Getting to the core of ADAR2 activity in AML

In an insightful article in this issue of Blood, Guo et al¹ identify the RNA editing enzyme ADAR2 (adenosine deaminase acting on RNA2) as a core tumor suppressor in core binding factor acute myeloid leukemia (CBF AML).¹ The ADAR family of RNA editases includes (1) ADAR1, which exists as a constitutively active ADAR1p110 isoform and an inflammatory cytokine-inducible ADAR1p150 isoform, which is commonly deregulated in advanced malignancies; (2) ADAR2, which is primarily expressed in the brain; and (3) ADAR3, which is catalytically inactive and thought to function as an ADAR2 antagonist.² Over the last decade, cumulative studies have shown that epitranscriptomic disruption of RNA integrity by ADAR1 fuels therapeutic resistance in a broad array of malignancies, including hematologic malignancies like acute myeloid leukemia (AML).^2-7 Although ADAR1 is essential for the maintenance of normal adult hematopoiesis⁸ and transcriptomic integrity,⁹ deregulation of adenosine-to-inosine RNA editing by ADAR1 has been linked to malignant reprogramming of progenitors in hematopoietic malignancies.^2-5 Moreover, inflammatory cytokine-mediated ADAR1 activation in tumor microenvironments has been linked to immune silencing and immune checkpoint inhibitor resistance.^6,7 Conversely, relatively little is known about deregulation of ADAR2 in therapy-resistant malignancies like AML.

Although patients with CBF (core binding factor) AML are initially sensitive to cytarabine chemotherapy, they have a relatively high rate of chemotherapeutic resistance after relapse, resulting in a median overall survival rate of only 5 years.¹⁰ Specifically, CBF AML represents ∼10% of all AML cases and is typified by t(8;21) (q22;q22) or inv(16) (p13q22)/t(16;16) translocations that generate RUNX1/RUNX1T1 (AML1/ETO) and CBFB/MYH11 fusion genes, respectively.¹⁰ Moreover, AML1/ETO displaces c-Jun from PU.1, thereby inducing a myeloid maturation arrest that, with additional genetic and/or epigenetic changes, promotes leukemic transformation.¹⁰ Patients with CBF AML have a relatively low mutational burden compared with patients with intermediate or high-risk AML, which suggests that epigenetic (eg, TET2, ASXL1, and ASXL2) or epitranscriptomic (posttranscriptional) alterations may be important contributors to therapeutic resistance and relapse.

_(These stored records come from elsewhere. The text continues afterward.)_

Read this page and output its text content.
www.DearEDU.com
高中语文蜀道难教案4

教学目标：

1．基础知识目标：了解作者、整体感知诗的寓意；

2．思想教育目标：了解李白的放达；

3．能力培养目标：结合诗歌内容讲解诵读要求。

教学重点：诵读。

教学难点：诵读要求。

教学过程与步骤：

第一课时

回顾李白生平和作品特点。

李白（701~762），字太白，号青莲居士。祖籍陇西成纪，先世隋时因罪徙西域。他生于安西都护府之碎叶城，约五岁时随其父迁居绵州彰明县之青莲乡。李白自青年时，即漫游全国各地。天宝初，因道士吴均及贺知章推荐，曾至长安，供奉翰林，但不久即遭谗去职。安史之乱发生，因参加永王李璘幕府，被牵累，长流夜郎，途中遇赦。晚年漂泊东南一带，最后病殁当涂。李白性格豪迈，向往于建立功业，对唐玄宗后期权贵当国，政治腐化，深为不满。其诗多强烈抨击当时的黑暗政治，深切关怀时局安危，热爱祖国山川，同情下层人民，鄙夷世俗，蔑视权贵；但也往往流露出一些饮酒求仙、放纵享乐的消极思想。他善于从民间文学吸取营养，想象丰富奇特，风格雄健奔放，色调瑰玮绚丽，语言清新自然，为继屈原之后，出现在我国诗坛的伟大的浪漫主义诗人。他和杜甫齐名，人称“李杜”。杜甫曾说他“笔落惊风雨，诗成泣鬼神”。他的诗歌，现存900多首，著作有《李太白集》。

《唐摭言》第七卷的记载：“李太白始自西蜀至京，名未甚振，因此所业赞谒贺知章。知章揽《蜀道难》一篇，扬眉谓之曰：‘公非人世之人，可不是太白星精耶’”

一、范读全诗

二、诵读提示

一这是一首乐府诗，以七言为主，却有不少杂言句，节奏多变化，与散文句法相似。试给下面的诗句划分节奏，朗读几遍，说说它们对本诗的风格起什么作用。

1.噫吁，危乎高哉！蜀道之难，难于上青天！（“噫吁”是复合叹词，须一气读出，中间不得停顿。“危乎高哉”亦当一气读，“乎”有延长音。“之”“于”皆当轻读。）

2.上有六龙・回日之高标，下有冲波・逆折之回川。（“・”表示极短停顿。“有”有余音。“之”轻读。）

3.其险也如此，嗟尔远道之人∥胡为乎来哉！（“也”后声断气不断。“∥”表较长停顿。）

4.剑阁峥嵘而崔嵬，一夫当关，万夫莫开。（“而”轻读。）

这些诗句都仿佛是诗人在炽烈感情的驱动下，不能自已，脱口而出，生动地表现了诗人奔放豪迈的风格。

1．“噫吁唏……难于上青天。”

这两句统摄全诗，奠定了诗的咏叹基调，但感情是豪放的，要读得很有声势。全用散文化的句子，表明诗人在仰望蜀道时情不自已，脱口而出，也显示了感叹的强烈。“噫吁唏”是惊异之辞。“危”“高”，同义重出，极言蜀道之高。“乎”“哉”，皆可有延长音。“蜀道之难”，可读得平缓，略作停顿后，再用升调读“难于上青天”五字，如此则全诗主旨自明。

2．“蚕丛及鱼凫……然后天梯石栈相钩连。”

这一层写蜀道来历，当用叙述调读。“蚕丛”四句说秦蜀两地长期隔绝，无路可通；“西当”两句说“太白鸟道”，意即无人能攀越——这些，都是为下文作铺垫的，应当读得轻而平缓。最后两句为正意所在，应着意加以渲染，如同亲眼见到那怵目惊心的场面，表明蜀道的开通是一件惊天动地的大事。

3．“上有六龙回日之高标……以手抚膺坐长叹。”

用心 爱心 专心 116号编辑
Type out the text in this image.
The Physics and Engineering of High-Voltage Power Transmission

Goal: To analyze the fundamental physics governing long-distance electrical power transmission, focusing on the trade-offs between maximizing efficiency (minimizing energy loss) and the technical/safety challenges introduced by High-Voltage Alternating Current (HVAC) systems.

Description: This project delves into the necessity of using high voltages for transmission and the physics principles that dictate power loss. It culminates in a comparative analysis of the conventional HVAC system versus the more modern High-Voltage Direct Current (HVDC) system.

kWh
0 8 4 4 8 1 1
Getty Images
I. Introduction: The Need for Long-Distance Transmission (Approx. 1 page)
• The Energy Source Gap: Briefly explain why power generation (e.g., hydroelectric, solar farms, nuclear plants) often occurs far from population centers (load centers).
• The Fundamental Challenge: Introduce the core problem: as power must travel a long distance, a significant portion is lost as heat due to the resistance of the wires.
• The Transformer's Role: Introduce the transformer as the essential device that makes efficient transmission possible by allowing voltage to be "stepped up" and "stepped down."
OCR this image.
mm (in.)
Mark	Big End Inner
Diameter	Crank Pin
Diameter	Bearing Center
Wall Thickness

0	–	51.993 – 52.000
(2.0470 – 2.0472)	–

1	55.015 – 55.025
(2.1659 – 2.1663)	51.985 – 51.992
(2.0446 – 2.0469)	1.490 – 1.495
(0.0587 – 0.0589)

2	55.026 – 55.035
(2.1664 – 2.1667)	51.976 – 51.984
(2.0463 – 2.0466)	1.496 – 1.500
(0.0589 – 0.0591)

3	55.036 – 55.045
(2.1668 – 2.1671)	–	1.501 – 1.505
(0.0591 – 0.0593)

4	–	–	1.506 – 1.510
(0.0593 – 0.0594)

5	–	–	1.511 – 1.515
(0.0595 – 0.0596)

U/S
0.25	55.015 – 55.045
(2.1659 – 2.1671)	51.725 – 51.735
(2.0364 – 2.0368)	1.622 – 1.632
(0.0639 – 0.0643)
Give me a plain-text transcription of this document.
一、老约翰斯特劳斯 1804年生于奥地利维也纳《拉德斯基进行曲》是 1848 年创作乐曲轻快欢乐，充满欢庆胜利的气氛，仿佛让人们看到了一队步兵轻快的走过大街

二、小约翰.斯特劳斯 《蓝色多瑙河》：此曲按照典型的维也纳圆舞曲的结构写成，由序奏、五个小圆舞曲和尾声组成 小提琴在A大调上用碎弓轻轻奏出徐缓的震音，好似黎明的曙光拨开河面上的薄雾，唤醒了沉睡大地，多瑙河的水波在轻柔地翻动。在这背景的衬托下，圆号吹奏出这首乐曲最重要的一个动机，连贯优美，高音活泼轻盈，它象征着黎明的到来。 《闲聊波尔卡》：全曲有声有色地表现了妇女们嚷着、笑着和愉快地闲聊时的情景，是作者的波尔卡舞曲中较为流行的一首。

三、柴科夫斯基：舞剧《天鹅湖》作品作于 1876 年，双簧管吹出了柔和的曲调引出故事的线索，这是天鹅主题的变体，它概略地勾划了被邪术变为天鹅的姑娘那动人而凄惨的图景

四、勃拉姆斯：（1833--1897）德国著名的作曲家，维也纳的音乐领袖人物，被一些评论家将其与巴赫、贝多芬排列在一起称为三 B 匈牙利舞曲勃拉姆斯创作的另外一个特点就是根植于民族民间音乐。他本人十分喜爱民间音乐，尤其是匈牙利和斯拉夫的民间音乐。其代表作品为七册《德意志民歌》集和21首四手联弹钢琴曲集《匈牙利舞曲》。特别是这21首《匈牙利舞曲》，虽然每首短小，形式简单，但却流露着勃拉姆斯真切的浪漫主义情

In this groundbreaking study, Guo et al demonstrate that ADAR2 deregulation is a key driver of CBF AML propagation.¹ In mouse models of t(8;21) CBF AML, RUNX1-driven transcription of ADAR2 was found to be repressed by the RUNX1-ETO AE9a fusion protein. Moreover, this dominant negative repression of ADAR2 could be reversed by overexpression of catalytically-active ADAR2 in both t(8;21) and inv16 AML cells. Furthermore, expression of COPA and COG3 ADAR2 RNA editing targets inhibited human t(8;21) AML cell line clonogenicity. As an important epitranscriptomic (posttranscriptional) process, RNA editing is usually regulated by inflammatory cytokine signaling. Thus, the role of the leukemia stem cell (LSC) niche in driving ADAR2 deregulation will need to be examined in murine models of CBF AML as well as in humanized LSC mouse models. Primate-specific Alu sequences represent key editing sites and therefore ADAR2-related editome analyses will need to be analyzed in human CBF AML samples and with lentiviral ADAR2 overexpression and short hairpin RNA (shRNA) knockdown studies. The role of ADAR2 in normal human hematopoietic stem and progenitor cell (HSPC) maintenance will also need to be investigated. Overall, this study provides novel mechanistic insights into the tumor-suppressive role of ADAR2-mediated RNA editing in CBF AML and sets the stage for investigating the cell type and tumor microenvironment specific roles of ADAR2 deaminase deregulation in human LSC propagation. Finally, the restoration of ADAR2-mediated tumor-suppressive activity may represent a core strategy for the development of therapies that effectively prevent CBF AML relapse.

Conflict-of-interest disclosure: C.J. is the cofounder of Aspera Biomedicines and Impact Biomedicines and receives royalties for patents related to CD47. K.S. declares no competing financial interests.